Mr Mandela gave short shrift last week to rebellious former members of Umkhonto we Sizwe (Spear of the Nation), the African National Congress guerrilla movement he himself founded in 1961. Aggrieved by what they perceived to be shabby treatment and squalid conditions they encountered upon integration into the still largely white-led South African army, thousands of former Umkhonto combatants went absent without leave earlier this month, refusing to resume their duties until their grievances had been addressed.
The President travelled to their base north of Pretoria on Thursday, and, after lending a seemingly sympathetic ear to their complaints, informed the rebels that their choice was a simple one: either they adhered to the rules of military discipline or they were out on the street. As for those 3,000 Umkhonto soldiers who had refused to return to barracks from leave since the beginning of the month, if they were not back within seven days they would be discharged from the army.
A group of 150 Umkhonto men had been demonstrating outside the President's office in Cape Town on Tuesday, demanding free transport north. Mr Mandela said he had no plans to reward ill-discipline.
The ANC's other, informal paramilitary wing, the self-defence units (SDUs), which emerged in the townships in recent years in response to Inkatha violence, have also received a seven-day ultimatum from the President. He announced last weekend, at a rally in Vosloorus township east of Johannesburg, that all those in possession of unlicensed weapons had a week in which to hand them over to the police. Otherwise, they should brace themselves to face 'the full weight of the law'.
His message was addressed to those owning illegal firearms, but the spur action was provided by an incident three weeks ago, when two young SDU members in Katlehong township were arrested in possession of AK-47 rifles.
The local police station was promptly occupied by 200 of their SDU colleagues, who left the station commander no option but to release the two offenders.

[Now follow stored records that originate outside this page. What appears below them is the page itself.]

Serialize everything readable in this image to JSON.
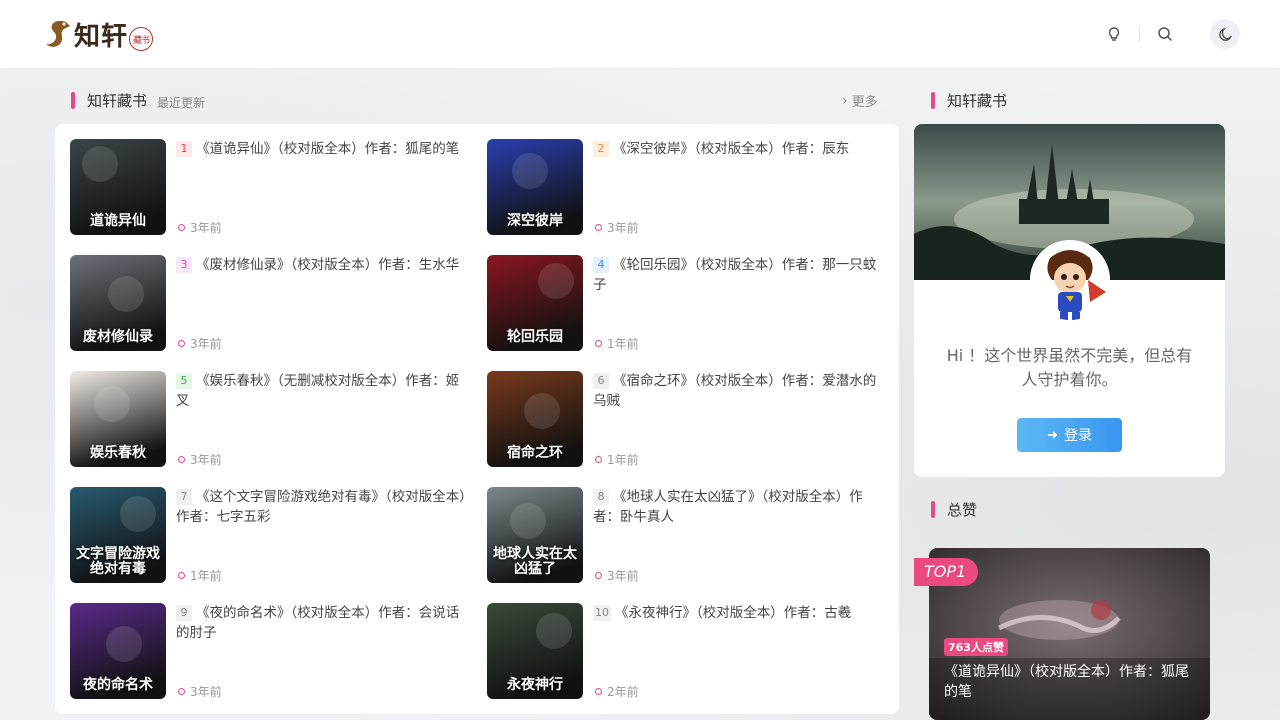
{
  "site": {
    "logo_text": "知轩",
    "logo_seal": "藏书"
  },
  "header": {
    "icons": [
      "bulb-icon",
      "search-icon",
      "moon-icon"
    ]
  },
  "main_section": {
    "title": "知轩藏书",
    "subtitle": "最近更新",
    "more_label": "更多"
  },
  "books": [
    {
      "rank": "1",
      "title": "《道诡异仙》（校对版全本）作者：狐尾的笔",
      "time": "3年前",
      "cover_text": "道诡异仙",
      "cover_color": "#3c4548"
    },
    {
      "rank": "2",
      "title": "《深空彼岸》（校对版全本）作者：辰东",
      "time": "3年前",
      "cover_text": "深空彼岸",
      "cover_color": "#2a3fb0"
    },
    {
      "rank": "3",
      "title": "《废材修仙录》（校对版全本）作者：生水华",
      "time": "3年前",
      "cover_text": "废材修仙录",
      "cover_color": "#6d7178"
    },
    {
      "rank": "4",
      "title": "《轮回乐园》（校对版全本）作者：那一只蚊子",
      "time": "1年前",
      "cover_text": "轮回乐园",
      "cover_color": "#8a1620"
    },
    {
      "rank": "5",
      "title": "《娱乐春秋》（无删减校对版全本）作者：姬叉",
      "time": "3年前",
      "cover_text": "娱乐春秋",
      "cover_color": "#f1ece6"
    },
    {
      "rank": "6",
      "title": "《宿命之环》（校对版全本）作者：爱潜水的乌贼",
      "time": "1年前",
      "cover_text": "宿命之环",
      "cover_color": "#7a3a1c"
    },
    {
      "rank": "7",
      "title": "《这个文字冒险游戏绝对有毒》（校对版全本）作者：七字五彩",
      "time": "1年前",
      "cover_text": "文字冒险游戏绝对有毒",
      "cover_color": "#2a5a70"
    },
    {
      "rank": "8",
      "title": "《地球人实在太凶猛了》（校对版全本）作者：卧牛真人",
      "time": "3年前",
      "cover_text": "地球人实在太凶猛了",
      "cover_color": "#7c8a8c"
    },
    {
      "rank": "9",
      "title": "《夜的命名术》（校对版全本）作者：会说话的肘子",
      "time": "3年前",
      "cover_text": "夜的命名术",
      "cover_color": "#5a2a8a"
    },
    {
      "rank": "10",
      "title": "《永夜神行》（校对版全本）作者：古羲",
      "time": "2年前",
      "cover_text": "永夜神行",
      "cover_color": "#3a4a3a"
    }
  ],
  "sidebar": {
    "profile_title": "知轩藏书",
    "motto": "Hi ！这个世界虽然不完美，但总有人守护着你。",
    "login_label": "登录",
    "likes_title": "总赞",
    "top_badge": "TOP1",
    "top_likes": "763人点赞",
    "top_book_title": "《道诡异仙》（校对版全本）作者：狐尾的笔"
  },
  "colors": {
    "accent": "#e34a8a",
    "login_button": "#3a96ef"
  }
}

Mr Mandela's decision to quell the potential for mob rule flows from the priority which guides him in all things: the need to put South Africa on the road to economic recovery. Quite apart from the intrinsic imperative of law and order, what he fears is that the perception of lawlessness and instability created by the likes of the Umkhonto rebels and rogue SDUs will inhibit local and foreign investors.
General criminality also works against the government's attempts to develop the infra- structure of the townships - the murder recently of two telephone workers in Soweto made the point with brutal eloquence. A no less thorny dilemma for those in government whose job it is to nourish the economy, South Africa's new theatre of struggle, has been provided by a post-apartheid phenomenon baptised 'the culture of entitlement'.
One expression of this mind-set has been a recent spate of wildcat protests by, among others, Johannesburg bus drivers, who two weeks ago chose to dramatise their demands for better pay by blockading the city centre during the evening rush hour.
While prompt interventions by government have limited the damage caused by these spasms, where the 'entitlement' factor has entered the equation most insidiously has been in the refusal of substantial sectors of the black population to accept the fact that services must be paid for.
One of the most damaging legacies of the resistance against apartheid ironically inherited by the new government has been a 10-year boycott of rent and services in the townships. Far from pulling together in the national interest, black South Africans have intensified the de facto boycott since the April elections.
At the beginning of the year, 33 per cent of township residents were paying rent due on their predominantly council- owned homes as well as rates for electricity, water and rubbish collection. By June only 20 per cent were paying up and, according to the Ministry of Provincial Affairs, the figure is dropping all the time.
What this means is that however noble the intentions of central government, local government is stretched in its capacity to deliver. One minister whose ability to make good on electoral promises depends on the fiscal good faith of the black community is the Communist Party chairman, Joe Slovo. A critical part of his job as Minister of Housing is to persuade the banks to provide loans for low-cost township housing.
Mr Slovo, who issued strong eviction warnings to would-be squatters last month, said in a speech on Thursday that the boycott strategy, originally designed to bring pressure to bear on the apartheid regime, 'had in all too many cases made way for a private strategy of convenience and self-interest'.
Resolved 'not to allow the spirit of populism to dominate our practice', Mr Slovo announced an agreement between the government and the banks whereby the banks will provide 2bn rands ( pounds 357m) in mortgages for cheap housing in exchange for a government commitment to deploy the security forces, if necessary, to repossess defaulters' homes.
A source close to Mr Mandela, remarking last week on the dangers that lurked if the authorities stood passively by in the face of social anarchy, said that the ANC leadership had a choice between taking the indulgent 'moral' option instinctive to a popular movement or exercising a policy of tough and effective management based on the rule of law.
The indications, to quote Mr Mandela's words last weekend on disruption in the black schools, are that the government has decided the time has come to 'stop the nonsense'.